The rift began in March 2013 amid the EU trade commissioner’s accusations that Chinese vendors Huawei and ZTE have an unfair competitive edge in the European market due to significant state subsidies from China. The subsidies from Chinese state banks are deemed against international trading laws by Brussels.

According to a news report by Reuters, the row could be settled by the end of the month. The EU trade commissioner Karel De Gucht is apparently ready to drop its investigation into the issue if China makes concessions from its side. These concessions could reportedly include China limiting the export credits it hands out to Huawei and ZTE.

The imports of Chinese telecom equipment to Europe totals about €1 billion a year, and European vendors such as Ericsson, Nokia Networks and Alcatel-Lucent face serious competition from their Asian counterparts.

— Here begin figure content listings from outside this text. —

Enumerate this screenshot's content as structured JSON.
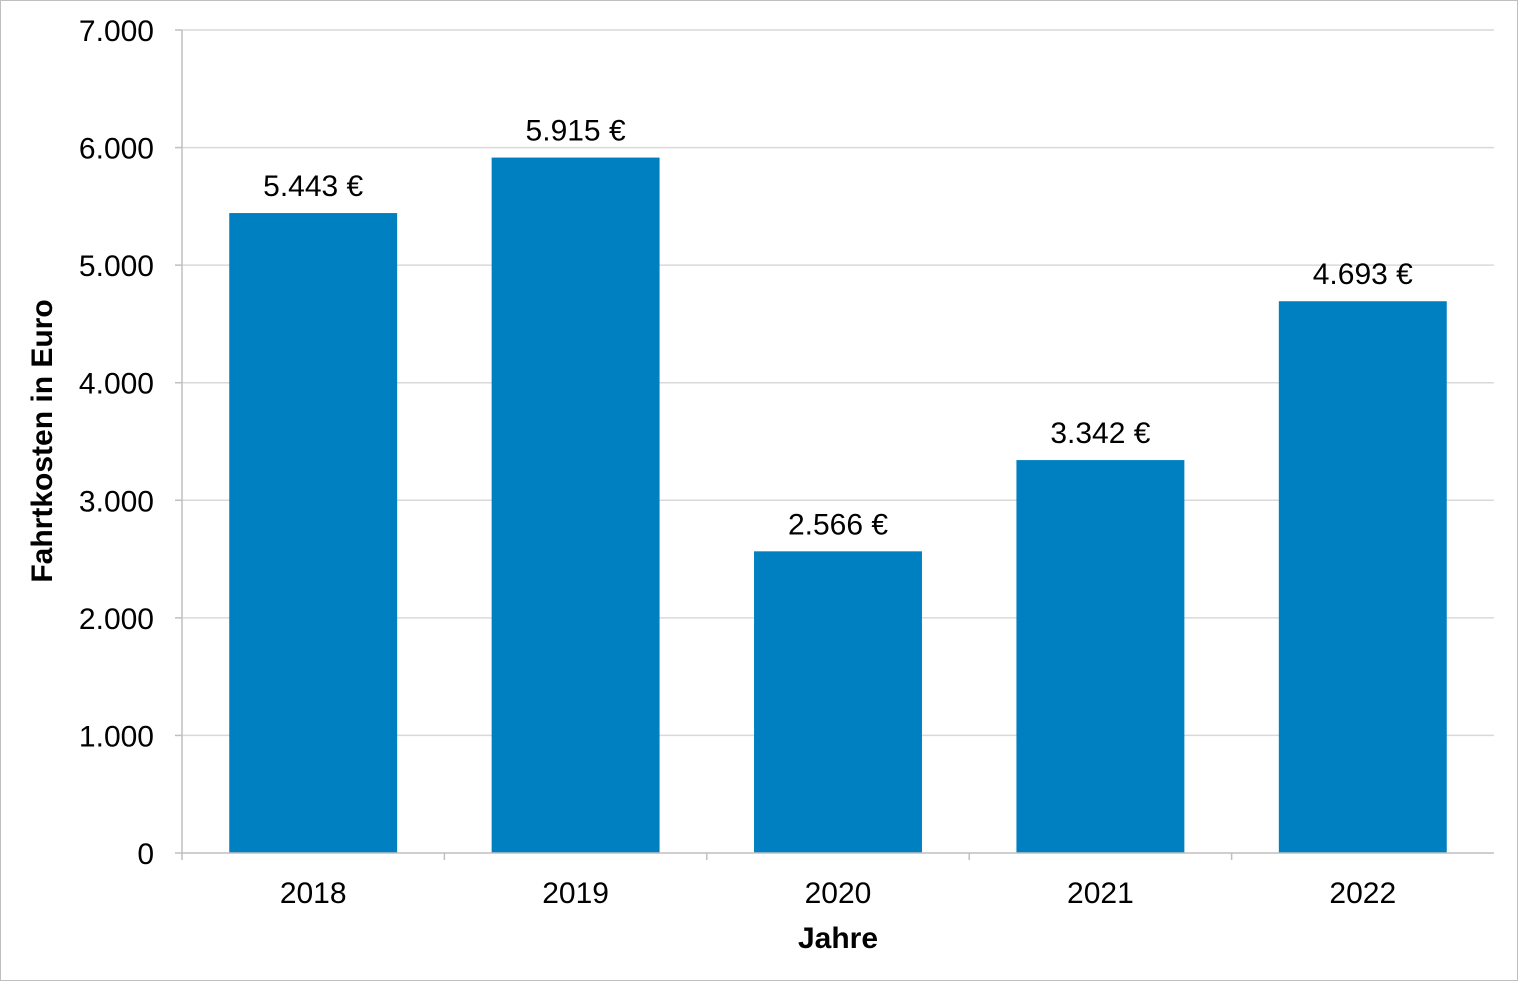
{
  "chart_data": {
    "type": "bar",
    "categories": [
      "2018",
      "2019",
      "2020",
      "2021",
      "2022"
    ],
    "values": [
      5443,
      5915,
      2566,
      3342,
      4693
    ],
    "data_labels": [
      "5.443 €",
      "5.915 €",
      "2.566 €",
      "3.342 €",
      "4.693 €"
    ],
    "xlabel": "Jahre",
    "ylabel": "Fahrtkosten in Euro",
    "ylim": [
      0,
      7000
    ],
    "y_ticks": [
      0,
      1000,
      2000,
      3000,
      4000,
      5000,
      6000,
      7000
    ],
    "y_tick_labels": [
      "0",
      "1.000",
      "2.000",
      "3.000",
      "4.000",
      "5.000",
      "6.000",
      "7.000"
    ],
    "grid": true,
    "bar_color": "#0080C0",
    "grid_color": "#d9d9d9"
  }
}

Huawei’s market share in Europe has risen swiftly, from somewhere around 2-3% in 2006 to about a quarter in 2014.

Under the new settlement, both China and EU would also agree to monitor the markets, China European companies’ market share in China and vice versa in Europe. Further, they would collaborate on industry research and efforts to standardise the telecoms market.

Reaching a solution is very important to both parties. The EU is China’s most important trade partner, whereas only the US is more prominent partner for Europe. If no deal is reached, the EU is likely to consider imposing punitive levies on Chinese telecoms equipment imports. The Prime Minister of China, Li Keqiang is meeting EU officials in Milan next week, and it has been said Commissioner De Gucht wants to resolve the issue before he leaves office at the end of this month.

The EU and China, as well as the US and China have been eyeing each other up suspiciously for many years. Even if a solution is reached now, it probably won’t mean the end of these kinds of disputes. The problems stem from the very different business environments, geopolitical issues and a whole lot of clashing interests and regulatory matters.